Field Sobriety Testing and Its Deficiencies
When a driver is suspected of being under the influence of drugs or alcohol, law enforcement officers will often ask that individual to submit to a series of field sobriety tests. These tests, however, are not always a reliable indication of a person’s level of intoxication. When an individual is asked to submit to this form of testing, knowledge of the law is crucial. These tests are voluntary and, at least in Illinois, there is no penalty for refusing to submit to field sobriety testing.
In the late 1970s, the National Highway Traffic Safety Administration (NHTSA) commissioned the Southern California Research Institute, and its director, Marcelline Burns, to begin conducting research into the possible development of a battery of standardized field sobriety tests. Though six tests were used in the initial stage, only three of those tests were ultimately determined to be sufficiently reliable and accurate to conduct further studies in the field. Those tests include:
(1) horizontal gaze nystagmus (HGN);
(2) one-leg stand (OLS); and
(3) walk-and-turn (WAT).
These are now the standard tests used by law enforcement officers in drunk driving investigations, otherwise known as the standardized field sobriety tests (SFSTs).

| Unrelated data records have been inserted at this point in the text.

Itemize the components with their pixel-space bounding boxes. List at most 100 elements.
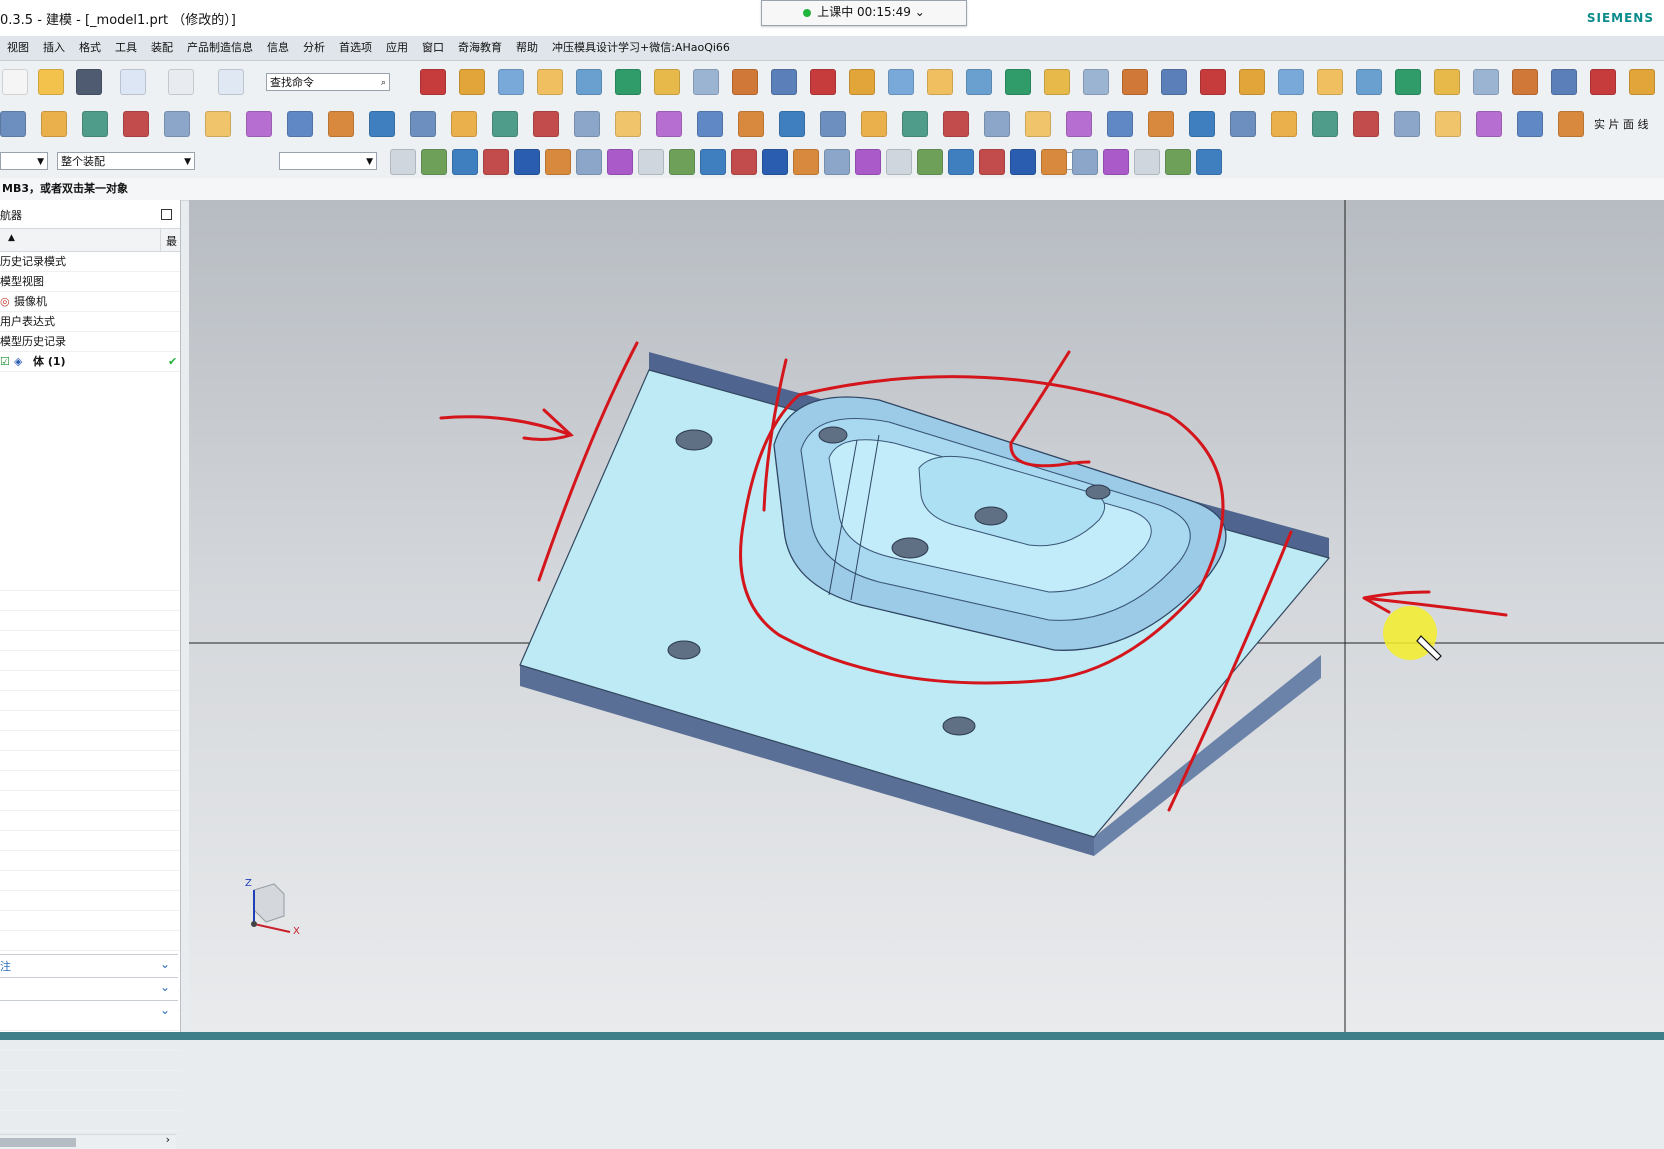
modeling-tool-29-icon[interactable] — [1148, 111, 1174, 137]
modeling-tool-21-icon[interactable] — [820, 111, 846, 137]
feature-tool-14-icon[interactable] — [927, 69, 953, 95]
tree-row-model-history[interactable]: 模型历史记录 — [0, 332, 180, 352]
menu-item[interactable]: 格式 — [72, 36, 108, 60]
expand-icon[interactable]: ⌄ — [160, 980, 170, 994]
modeling-tool-5-icon[interactable] — [164, 111, 190, 137]
feature-tool-3-icon[interactable] — [498, 69, 524, 95]
menu-item[interactable]: 帮助 — [509, 36, 545, 60]
modeling-tool-7-icon[interactable] — [246, 111, 272, 137]
snap-tool-7-icon[interactable] — [576, 149, 602, 175]
modeling-tool-18-icon[interactable] — [697, 111, 723, 137]
feature-tool-5-icon[interactable] — [576, 69, 602, 95]
redo-icon[interactable] — [168, 69, 194, 95]
menu-item[interactable]: 分析 — [296, 36, 332, 60]
modeling-tool-22-icon[interactable] — [861, 111, 887, 137]
modeling-tool-15-icon[interactable] — [574, 111, 600, 137]
snap-tool-19-icon[interactable] — [948, 149, 974, 175]
feature-tool-6-icon[interactable] — [615, 69, 641, 95]
tree-row-user-expressions[interactable]: 用户表达式 — [0, 312, 180, 332]
snap-tool-14-icon[interactable] — [793, 149, 819, 175]
feature-tool-26-icon[interactable] — [1395, 69, 1421, 95]
modeling-tool-32-icon[interactable] — [1271, 111, 1297, 137]
scroll-right-icon[interactable]: › — [166, 1133, 170, 1146]
menu-item[interactable]: 插入 — [36, 36, 72, 60]
modeling-tool-9-icon[interactable] — [328, 111, 354, 137]
menu-item[interactable]: 首选项 — [332, 36, 379, 60]
snap-tool-3-icon[interactable] — [452, 149, 478, 175]
snap-tool-18-icon[interactable] — [917, 149, 943, 175]
feature-tool-16-icon[interactable] — [1005, 69, 1031, 95]
feature-tool-17-icon[interactable] — [1044, 69, 1070, 95]
type-filter-select[interactable]: ▼ — [0, 152, 48, 170]
snap-tool-9-icon[interactable] — [638, 149, 664, 175]
modeling-tool-3-icon[interactable] — [82, 111, 108, 137]
feature-tool-12-icon[interactable] — [849, 69, 875, 95]
modeling-tool-10-icon[interactable] — [369, 111, 395, 137]
modeling-tool-26-icon[interactable] — [1025, 111, 1051, 137]
snap-tool-23-icon[interactable] — [1072, 149, 1098, 175]
save-icon[interactable] — [76, 69, 102, 95]
dock-panel-1[interactable]: 注 ⌄ — [0, 954, 178, 976]
undo-icon[interactable] — [120, 69, 146, 95]
feature-tool-18-icon[interactable] — [1083, 69, 1109, 95]
modeling-tool-28-icon[interactable] — [1107, 111, 1133, 137]
dock-panel-3[interactable]: ⌄ — [0, 1000, 178, 1022]
snap-tool-13-icon[interactable] — [762, 149, 788, 175]
maximize-icon[interactable] — [161, 209, 172, 220]
modeling-tool-20-icon[interactable] — [779, 111, 805, 137]
feature-tool-23-icon[interactable] — [1278, 69, 1304, 95]
feature-tool-29-icon[interactable] — [1512, 69, 1538, 95]
modeling-tool-33-icon[interactable] — [1312, 111, 1338, 137]
feature-tool-21-icon[interactable] — [1200, 69, 1226, 95]
snap-tool-26-icon[interactable] — [1165, 149, 1191, 175]
modeling-tool-19-icon[interactable] — [738, 111, 764, 137]
menu-item[interactable]: 奇海教育 — [451, 36, 509, 60]
feature-tool-9-icon[interactable] — [732, 69, 758, 95]
wcs-icon[interactable] — [218, 69, 244, 95]
modeling-tool-12-icon[interactable] — [451, 111, 477, 137]
feature-tool-28-icon[interactable] — [1473, 69, 1499, 95]
snap-tool-15-icon[interactable] — [824, 149, 850, 175]
snap-tool-6-icon[interactable] — [545, 149, 571, 175]
model-view[interactable] — [189, 200, 1664, 1032]
snap-tool-8-icon[interactable] — [607, 149, 633, 175]
menu-item[interactable]: 信息 — [260, 36, 296, 60]
expand-icon[interactable]: ⌄ — [160, 1003, 170, 1017]
modeling-tool-1-icon[interactable] — [0, 111, 26, 137]
sort-up-icon[interactable]: ▲ — [8, 233, 15, 243]
menu-item[interactable]: 冲压模具设计学习+微信:AHaoQi66 — [545, 36, 737, 60]
modeling-tool-38-icon[interactable] — [1517, 111, 1543, 137]
snap-tool-20-icon[interactable] — [979, 149, 1005, 175]
modeling-tool-14-icon[interactable] — [533, 111, 559, 137]
menu-item[interactable]: 应用 — [379, 36, 415, 60]
checkbox-icon[interactable]: ☑ — [0, 352, 10, 371]
dock-panel-2[interactable]: ⌄ — [0, 977, 178, 999]
modeling-tool-30-icon[interactable] — [1189, 111, 1215, 137]
menu-item[interactable]: 产品制造信息 — [180, 36, 260, 60]
expand-icon[interactable]: ⌄ — [160, 957, 170, 971]
modeling-tool-39-icon[interactable] — [1558, 111, 1584, 137]
feature-tool-11-icon[interactable] — [810, 69, 836, 95]
modeling-tool-34-icon[interactable] — [1353, 111, 1379, 137]
recording-indicator[interactable]: 上课中 00:15:49 ⌄ — [761, 0, 967, 26]
feature-tool-19-icon[interactable] — [1122, 69, 1148, 95]
menu-item[interactable]: 装配 — [144, 36, 180, 60]
command-search-input[interactable]: 查找命令 ⌕ — [266, 73, 390, 91]
feature-tool-2-icon[interactable] — [459, 69, 485, 95]
snap-tool-24-icon[interactable] — [1103, 149, 1129, 175]
modeling-tool-17-icon[interactable] — [656, 111, 682, 137]
tree-row-model-views[interactable]: 模型视图 — [0, 272, 180, 292]
modeling-tool-27-icon[interactable] — [1066, 111, 1092, 137]
modeling-tool-16-icon[interactable] — [615, 111, 641, 137]
snap-tool-11-icon[interactable] — [700, 149, 726, 175]
feature-tool-15-icon[interactable] — [966, 69, 992, 95]
modeling-tool-31-icon[interactable] — [1230, 111, 1256, 137]
snap-tool-12-icon[interactable] — [731, 149, 757, 175]
graphics-window[interactable]: Z X — [189, 200, 1664, 1032]
modeling-tool-13-icon[interactable] — [492, 111, 518, 137]
open-folder-icon[interactable] — [38, 69, 64, 95]
feature-tool-10-icon[interactable] — [771, 69, 797, 95]
snap-tool-27-icon[interactable] — [1196, 149, 1222, 175]
modeling-tool-24-icon[interactable] — [943, 111, 969, 137]
snap-tool-17-icon[interactable] — [886, 149, 912, 175]
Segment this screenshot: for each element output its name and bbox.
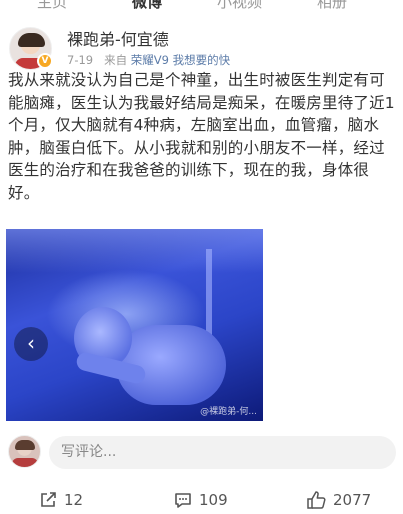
- post-image[interactable]: @裸跑弟-何...: [6, 229, 263, 421]
- like-button[interactable]: 2077: [306, 490, 371, 510]
- avatar-hair: [18, 33, 45, 47]
- comment-count: 109: [199, 491, 228, 509]
- post-text: 我从来就没认为自己是个神童，出生时被医生判定有可能脑瘫，医生认为我最好结局是痴呆…: [8, 71, 395, 202]
- comment-input[interactable]: 写评论...: [49, 436, 396, 469]
- comment-button[interactable]: 109: [173, 490, 228, 510]
- post-date: 7-19: [67, 53, 94, 67]
- thumbs-up-icon: [307, 491, 326, 509]
- username[interactable]: 裸跑弟-何宜德: [67, 26, 169, 50]
- tab-short-video[interactable]: 小视频: [217, 0, 262, 12]
- post-meta: 7-19 来自 荣耀V9 我想要的快: [67, 52, 230, 68]
- incubator-stand: [206, 249, 212, 339]
- action-bar: 12 109 2077: [0, 490, 403, 514]
- repost-count: 12: [64, 491, 84, 509]
- my-avatar-hair: [15, 440, 35, 450]
- like-count: 2077: [333, 491, 372, 509]
- my-avatar-shirt: [12, 458, 38, 467]
- verified-badge-icon: V: [37, 53, 53, 69]
- tab-home[interactable]: 主页: [37, 0, 67, 12]
- image-watermark: @裸跑弟-何...: [200, 407, 257, 417]
- source-prefix: 来自: [104, 53, 128, 67]
- tab-weibo[interactable]: 微博: [132, 0, 162, 12]
- comment-icon: [175, 493, 191, 508]
- tab-album[interactable]: 相册: [317, 0, 347, 12]
- repost-icon: [41, 492, 56, 507]
- incubator-rail: [6, 229, 263, 273]
- chevron-left-icon[interactable]: ‹: [14, 327, 48, 361]
- repost-button[interactable]: 12: [38, 490, 83, 510]
- profile-tabs: 主页 微博 小视频 相册: [0, 0, 403, 11]
- post-source[interactable]: 荣耀V9 我想要的快: [131, 53, 230, 67]
- my-avatar: [8, 435, 41, 468]
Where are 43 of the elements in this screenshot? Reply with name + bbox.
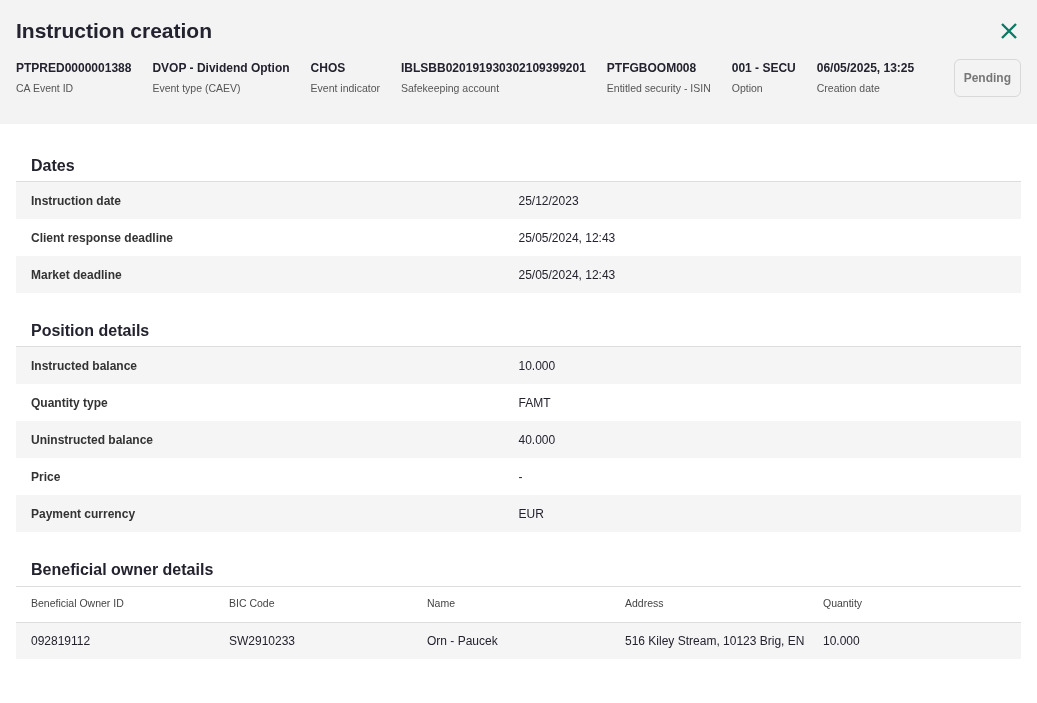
field-label: Instruction date	[31, 192, 122, 210]
column-header: Beneficial Owner ID	[31, 596, 125, 612]
field-label: Client response deadline	[31, 229, 175, 247]
summary-value: 001 - SECU	[731, 60, 796, 78]
column-header: Name	[427, 596, 456, 612]
summary-value: PTFGBOOM008	[606, 60, 698, 78]
field-label: Price	[31, 468, 62, 486]
table-cell-text: Orn - Paucek	[427, 632, 499, 650]
field-value: FAMT	[518, 394, 552, 412]
summary-label: Option	[731, 81, 764, 97]
table-cell-text: 092819112	[31, 632, 92, 650]
summary-value: CHOS	[310, 60, 347, 78]
field-value: 40.000	[518, 431, 557, 449]
field-label: Uninstructed balance	[31, 431, 155, 449]
section-title: Beneficial owner details	[16, 560, 1021, 587]
field-value: -	[518, 468, 524, 486]
summary-value: PTPRED0000001388	[16, 60, 132, 78]
table-cell-text: 516 Kiley Stream, 10123 Brig, EN	[625, 632, 806, 650]
summary-value: IBLSBB020191930302109399201	[401, 60, 586, 78]
summary-value: 06/05/2025, 13:25	[816, 60, 915, 78]
field-value: EUR	[518, 505, 545, 523]
column-header: Quantity	[823, 596, 864, 612]
field-value: 25/05/2024, 12:43	[518, 266, 617, 284]
summary-label: CA Event ID	[16, 81, 75, 97]
field-label: Quantity type	[31, 394, 109, 412]
window-title: Instruction creation	[16, 18, 213, 44]
summary-label: Event type (CAEV)	[152, 81, 242, 97]
summary-label: Creation date	[816, 81, 881, 97]
field-label: Payment currency	[31, 505, 137, 523]
summary-value: DVOP - Dividend Option	[152, 60, 290, 78]
column-header: BIC Code	[229, 596, 276, 612]
summary-label: Safekeeping account	[401, 81, 501, 97]
summary-label: Event indicator	[310, 81, 380, 97]
field-value: 10.000	[518, 357, 557, 375]
table-cell-text: SW2910233	[229, 632, 297, 650]
status-badge: Pending	[953, 59, 1021, 98]
field-label: Market deadline	[31, 266, 123, 284]
table-cell-text: 10.000	[823, 632, 861, 650]
field-value: 25/05/2024, 12:43	[518, 229, 617, 247]
column-header: Address	[625, 596, 665, 612]
summary-label: Entitled security - ISIN	[606, 81, 711, 97]
field-label: Instructed balance	[31, 357, 139, 375]
field-value: 25/12/2023	[518, 192, 580, 210]
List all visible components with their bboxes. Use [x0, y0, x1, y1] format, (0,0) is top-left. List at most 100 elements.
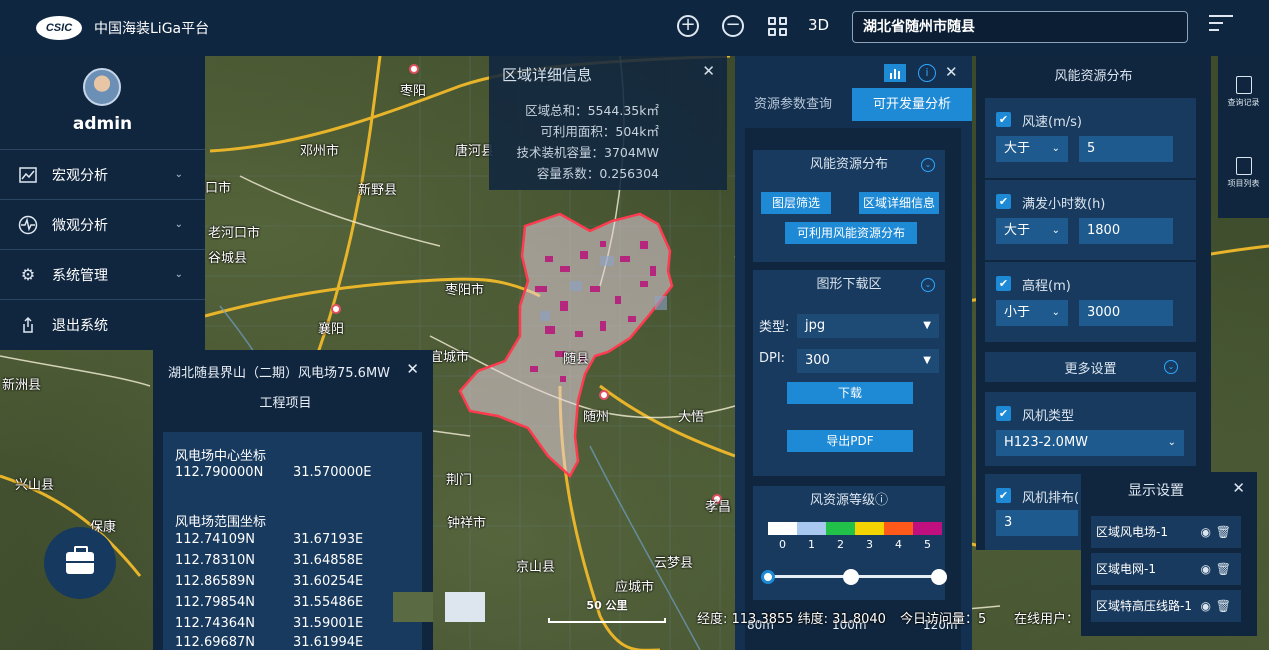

But even Dr. Macelline Burns, who approved these tests as a sufficiently reliable means of determining a person’s level of intoxication, has acknowledged that there is no correlation between performance on the SFSTs and the operation of a motor vehicle. In one study, for example, 21 individuals were videotaped performing the SFSTs, as well as a set of “normal abilities” tests. 14 police officers were then asked to view the videotapes and make a determination about the individual’s level of intoxication. The officers concluded that 46% of the individuals had “too much to drink.” In fact, all 21 participants had performed the tests with a 0.00 blood alcohol concentration. Spurgeon Cole and Ronald H. Nowacxyk, Field Sobriety Tests: Are They Designed for Failure?, 79 Perceptual & Motor Skills 99 (1994).
The false positives from the study indicates that police officers are incapable of properly determining someone’s level of intoxication because of poor training or a preexisting bias. Although the NHSTA has laid out very specific steps for the proper administration, assessment, and interpretation of the SFSTs. Nonetheless, officers will frequently negligently, deliberately or incompetently administer the Field Sobriety Test which then allows them to conclude that the driver is intoxicated. For example, there are 10 steps in the systematic administration of the Horizontal Gaze Nystagmus test.
Even if the officer follows all 10 steps in properly administering the test, however, the officer must then properly score and interpret the test according to specific clues. And, even if the officer properly administers the test, properly scores the test, and properly interprets those results, independent factors can affect the validity of the officer’s interpretation, including certain medical conditions, which may render the same results as if the individual were intoxicated.
Given the numerous uncontrolled variables that apply in determining intoxication in the field, drivers should hesitate in agreeing to undergo a field sobriety test in Illinois.